Ask anyone and they’ll say bluegills are easy to catch. That’s the general impression, anyway. But that doesn’t apply to the real monsters. Like all creatures at the top of their species, they got that way because they were smarter than the average bluegill. Being precise is necessary to lure them in. Watch your trolling motor. Petros often finds that a certain setting may hammer the big guys going against the wind and another may work downwind. Don’t ever go too fast – spooked fish move to the sides and away from your rods. If you’re Petros, you drop a marker buoy when a school is located. An icon on the GPS works, too.
Where trolling isn’t allowed, drift and use different terminal tackle on several rods- say a split-shot of one size and a minnow on one rod, and a bigger split-shot and half crawler on another rod, a leech on a third rod, etc. You can go a little with faster and larger in terms of presentations for with crappies. Tiny tubes are really good for crappies, too. Add a wax worm to attract more bluegills. Repeat the successful combo.
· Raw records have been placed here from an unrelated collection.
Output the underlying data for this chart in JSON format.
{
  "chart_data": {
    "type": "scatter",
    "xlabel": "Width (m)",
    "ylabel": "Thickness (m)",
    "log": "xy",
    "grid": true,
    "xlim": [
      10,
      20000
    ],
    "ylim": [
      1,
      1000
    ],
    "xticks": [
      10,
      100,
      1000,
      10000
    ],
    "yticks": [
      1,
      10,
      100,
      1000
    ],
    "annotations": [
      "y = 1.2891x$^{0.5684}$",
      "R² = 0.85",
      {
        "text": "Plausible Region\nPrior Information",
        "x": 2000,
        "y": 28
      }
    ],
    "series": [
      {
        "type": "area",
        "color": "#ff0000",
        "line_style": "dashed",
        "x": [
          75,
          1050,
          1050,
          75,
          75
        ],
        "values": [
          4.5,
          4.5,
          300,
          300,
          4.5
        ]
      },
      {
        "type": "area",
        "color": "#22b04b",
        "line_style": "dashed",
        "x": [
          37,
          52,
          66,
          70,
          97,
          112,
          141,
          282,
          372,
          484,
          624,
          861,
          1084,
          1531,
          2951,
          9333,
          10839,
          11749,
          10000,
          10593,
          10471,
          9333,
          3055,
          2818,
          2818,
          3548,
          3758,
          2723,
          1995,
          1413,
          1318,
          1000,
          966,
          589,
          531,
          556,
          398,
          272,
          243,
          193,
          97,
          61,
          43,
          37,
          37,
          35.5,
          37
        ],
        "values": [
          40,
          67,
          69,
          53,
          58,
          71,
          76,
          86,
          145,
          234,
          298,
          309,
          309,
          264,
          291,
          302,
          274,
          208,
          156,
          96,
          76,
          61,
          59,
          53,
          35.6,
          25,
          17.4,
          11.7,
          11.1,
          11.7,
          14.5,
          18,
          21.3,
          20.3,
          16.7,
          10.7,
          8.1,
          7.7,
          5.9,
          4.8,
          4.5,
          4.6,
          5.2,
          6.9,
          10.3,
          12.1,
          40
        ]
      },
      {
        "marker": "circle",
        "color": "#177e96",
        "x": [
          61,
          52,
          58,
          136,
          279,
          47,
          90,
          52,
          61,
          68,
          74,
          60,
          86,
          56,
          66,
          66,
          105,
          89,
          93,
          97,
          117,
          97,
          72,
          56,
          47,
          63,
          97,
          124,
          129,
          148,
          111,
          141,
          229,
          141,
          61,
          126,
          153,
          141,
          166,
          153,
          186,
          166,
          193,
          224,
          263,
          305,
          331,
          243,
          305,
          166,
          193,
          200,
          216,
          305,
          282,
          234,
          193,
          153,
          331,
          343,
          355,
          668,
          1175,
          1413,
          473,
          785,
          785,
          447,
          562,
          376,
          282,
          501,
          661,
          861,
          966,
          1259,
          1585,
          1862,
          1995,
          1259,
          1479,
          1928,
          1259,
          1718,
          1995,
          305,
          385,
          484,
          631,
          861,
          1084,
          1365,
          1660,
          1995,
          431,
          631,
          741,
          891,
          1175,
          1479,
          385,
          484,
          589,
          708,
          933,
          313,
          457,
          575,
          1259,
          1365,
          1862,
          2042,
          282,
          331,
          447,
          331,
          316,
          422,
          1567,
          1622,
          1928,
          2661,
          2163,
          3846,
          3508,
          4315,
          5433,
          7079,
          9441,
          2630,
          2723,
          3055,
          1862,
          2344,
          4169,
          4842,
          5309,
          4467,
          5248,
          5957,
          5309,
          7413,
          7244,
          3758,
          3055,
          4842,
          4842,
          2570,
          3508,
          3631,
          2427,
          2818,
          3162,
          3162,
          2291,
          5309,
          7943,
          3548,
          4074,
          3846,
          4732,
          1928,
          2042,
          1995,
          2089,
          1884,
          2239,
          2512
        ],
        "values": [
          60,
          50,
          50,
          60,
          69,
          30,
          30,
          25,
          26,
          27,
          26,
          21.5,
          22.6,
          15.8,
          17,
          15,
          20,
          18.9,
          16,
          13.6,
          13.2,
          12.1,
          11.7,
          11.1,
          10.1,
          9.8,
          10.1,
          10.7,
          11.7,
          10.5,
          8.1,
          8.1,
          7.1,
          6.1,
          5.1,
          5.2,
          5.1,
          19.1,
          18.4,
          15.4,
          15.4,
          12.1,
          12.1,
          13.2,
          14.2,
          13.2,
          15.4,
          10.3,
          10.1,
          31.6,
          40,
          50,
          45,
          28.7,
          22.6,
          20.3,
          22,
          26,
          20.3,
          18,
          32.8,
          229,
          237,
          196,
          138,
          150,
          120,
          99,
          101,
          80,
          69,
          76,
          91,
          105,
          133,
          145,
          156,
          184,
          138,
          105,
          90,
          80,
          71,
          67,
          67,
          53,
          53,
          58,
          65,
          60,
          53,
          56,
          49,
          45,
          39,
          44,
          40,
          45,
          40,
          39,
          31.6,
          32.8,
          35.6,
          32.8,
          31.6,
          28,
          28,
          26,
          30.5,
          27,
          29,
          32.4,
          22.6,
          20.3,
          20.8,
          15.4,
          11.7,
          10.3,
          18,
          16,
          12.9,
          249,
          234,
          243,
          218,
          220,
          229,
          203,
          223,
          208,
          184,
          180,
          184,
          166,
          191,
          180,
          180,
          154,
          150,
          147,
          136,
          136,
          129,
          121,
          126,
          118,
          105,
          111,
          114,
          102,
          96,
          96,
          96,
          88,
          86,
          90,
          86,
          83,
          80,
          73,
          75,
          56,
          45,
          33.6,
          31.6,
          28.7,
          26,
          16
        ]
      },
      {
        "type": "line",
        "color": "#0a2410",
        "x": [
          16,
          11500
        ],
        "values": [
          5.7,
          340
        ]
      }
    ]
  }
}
Depth of the presentation will depend on the position of the thermocline, which is the dividing point between water below it with less oxygen and the warmer water holding more oxygen above it. Fish generally will try to find their comfort zone temperature-wise, but oxygen is the deciding factor. If there’s no oxygen at the temperature they like, they will settle for warmer water to breathe. The thermocline should appear on good electronics, like Humminbirds, as a line across the screen at a certain depth. If it doesn’t appear on yours, try taking it off automatic and cranking up the sensitivity until the line appears.
Finding water holding big panfish can be a chore. Farm ponds and strip mines are great, but they are often on private property. Find public waters by asking Department of Natural Resources biologists for suggestions. They know the honey holes. Target remote lakes that other anglers overlook. The harder a lake is to reach, the better the panfishing may be. As a rule, good walleye lakes with deep water may produce good crappies, but they’re unlikely to be home to big bluegills. For bluegills, look for weedy lakes with a mix of hard and muck bottoms. They don’t have to feature deep water. Some are very shallow.
Make no mistake. Panfish lakes can be over harvested. Take only the mid-size fish and leave the big ones to spawn and pass on the traits that helped them get that way to future generations.